Prabhakar Gundlapalli sir , it seems that for a small model analysis case the plaxis as well as lab experiment is showing a higher value, where the analysis from plaxis is identical with theoretical method of Meyerhof for the prototype scale.
Good morning Mr Gundlapalli: I think the issue here is bearing capacity and not deformation. You are right about its inability to pick strain because of the model's limitations, but Mohr Coulomb is still unbeatable in predicting the ultimate state. Its physics. Regards
Mohr-Coulomb model and Hardening soil model uses Mohr-Coulomb failure criterion and evaluates more or less the same failure load. Ultimate bearing capacity is failure load divided by the footing geometry.

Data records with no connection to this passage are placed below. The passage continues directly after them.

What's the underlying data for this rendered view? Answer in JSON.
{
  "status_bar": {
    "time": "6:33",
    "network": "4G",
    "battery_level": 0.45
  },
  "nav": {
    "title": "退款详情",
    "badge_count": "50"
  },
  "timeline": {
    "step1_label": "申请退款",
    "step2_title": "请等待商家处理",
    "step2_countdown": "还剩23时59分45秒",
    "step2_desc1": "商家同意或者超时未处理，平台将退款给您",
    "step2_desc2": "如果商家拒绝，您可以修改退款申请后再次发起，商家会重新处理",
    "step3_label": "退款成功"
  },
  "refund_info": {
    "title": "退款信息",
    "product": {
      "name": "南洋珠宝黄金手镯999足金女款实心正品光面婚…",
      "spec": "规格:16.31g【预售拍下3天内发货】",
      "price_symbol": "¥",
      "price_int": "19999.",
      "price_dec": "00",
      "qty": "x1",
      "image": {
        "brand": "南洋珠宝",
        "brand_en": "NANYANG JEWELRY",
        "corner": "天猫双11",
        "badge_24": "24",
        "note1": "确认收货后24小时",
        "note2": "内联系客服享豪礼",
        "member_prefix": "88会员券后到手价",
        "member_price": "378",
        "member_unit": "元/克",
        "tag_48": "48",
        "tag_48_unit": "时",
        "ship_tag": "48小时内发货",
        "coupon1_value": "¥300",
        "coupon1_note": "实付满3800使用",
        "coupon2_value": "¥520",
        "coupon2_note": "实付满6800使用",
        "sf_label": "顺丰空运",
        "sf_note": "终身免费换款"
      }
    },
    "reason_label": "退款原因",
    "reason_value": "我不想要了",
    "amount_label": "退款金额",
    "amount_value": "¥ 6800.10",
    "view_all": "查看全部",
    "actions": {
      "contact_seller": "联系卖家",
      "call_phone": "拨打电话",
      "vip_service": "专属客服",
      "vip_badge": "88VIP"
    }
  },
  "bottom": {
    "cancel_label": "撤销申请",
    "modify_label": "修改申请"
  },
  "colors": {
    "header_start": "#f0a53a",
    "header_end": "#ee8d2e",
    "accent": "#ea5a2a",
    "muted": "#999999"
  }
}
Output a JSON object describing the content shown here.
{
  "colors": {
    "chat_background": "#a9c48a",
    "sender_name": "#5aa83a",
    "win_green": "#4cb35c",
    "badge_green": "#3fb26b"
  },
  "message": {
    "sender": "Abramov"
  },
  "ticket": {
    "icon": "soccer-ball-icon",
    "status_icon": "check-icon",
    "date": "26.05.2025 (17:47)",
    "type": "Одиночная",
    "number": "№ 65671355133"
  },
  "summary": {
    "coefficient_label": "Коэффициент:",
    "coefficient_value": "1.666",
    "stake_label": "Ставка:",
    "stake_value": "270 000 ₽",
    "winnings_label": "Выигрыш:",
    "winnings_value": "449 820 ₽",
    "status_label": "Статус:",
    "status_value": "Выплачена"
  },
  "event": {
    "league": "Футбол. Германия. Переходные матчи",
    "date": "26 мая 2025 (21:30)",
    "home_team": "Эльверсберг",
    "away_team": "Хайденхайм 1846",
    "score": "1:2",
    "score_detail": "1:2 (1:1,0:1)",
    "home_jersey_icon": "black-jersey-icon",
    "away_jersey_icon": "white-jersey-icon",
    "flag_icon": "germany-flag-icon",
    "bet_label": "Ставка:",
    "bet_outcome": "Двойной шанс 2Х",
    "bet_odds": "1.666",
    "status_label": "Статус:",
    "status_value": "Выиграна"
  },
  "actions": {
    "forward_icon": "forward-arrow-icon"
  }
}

Dear Ashish Juneja Sir even we have done this exercise in class, the evaluation of bearing capacity factors using FEM and matches well with Meyerhof solutions and is a little less than Terzhaghi's solution. Moreover, it is found that the FE solution is in between Terzhaghi's and Meyerhof's solutions.
Atish, evaluate the bearing capacity of footing using FEM and compare the FE solution with Terzhaghi's solutions too. Please refer to Table 2 in the attached paper. I hope it will be helpful.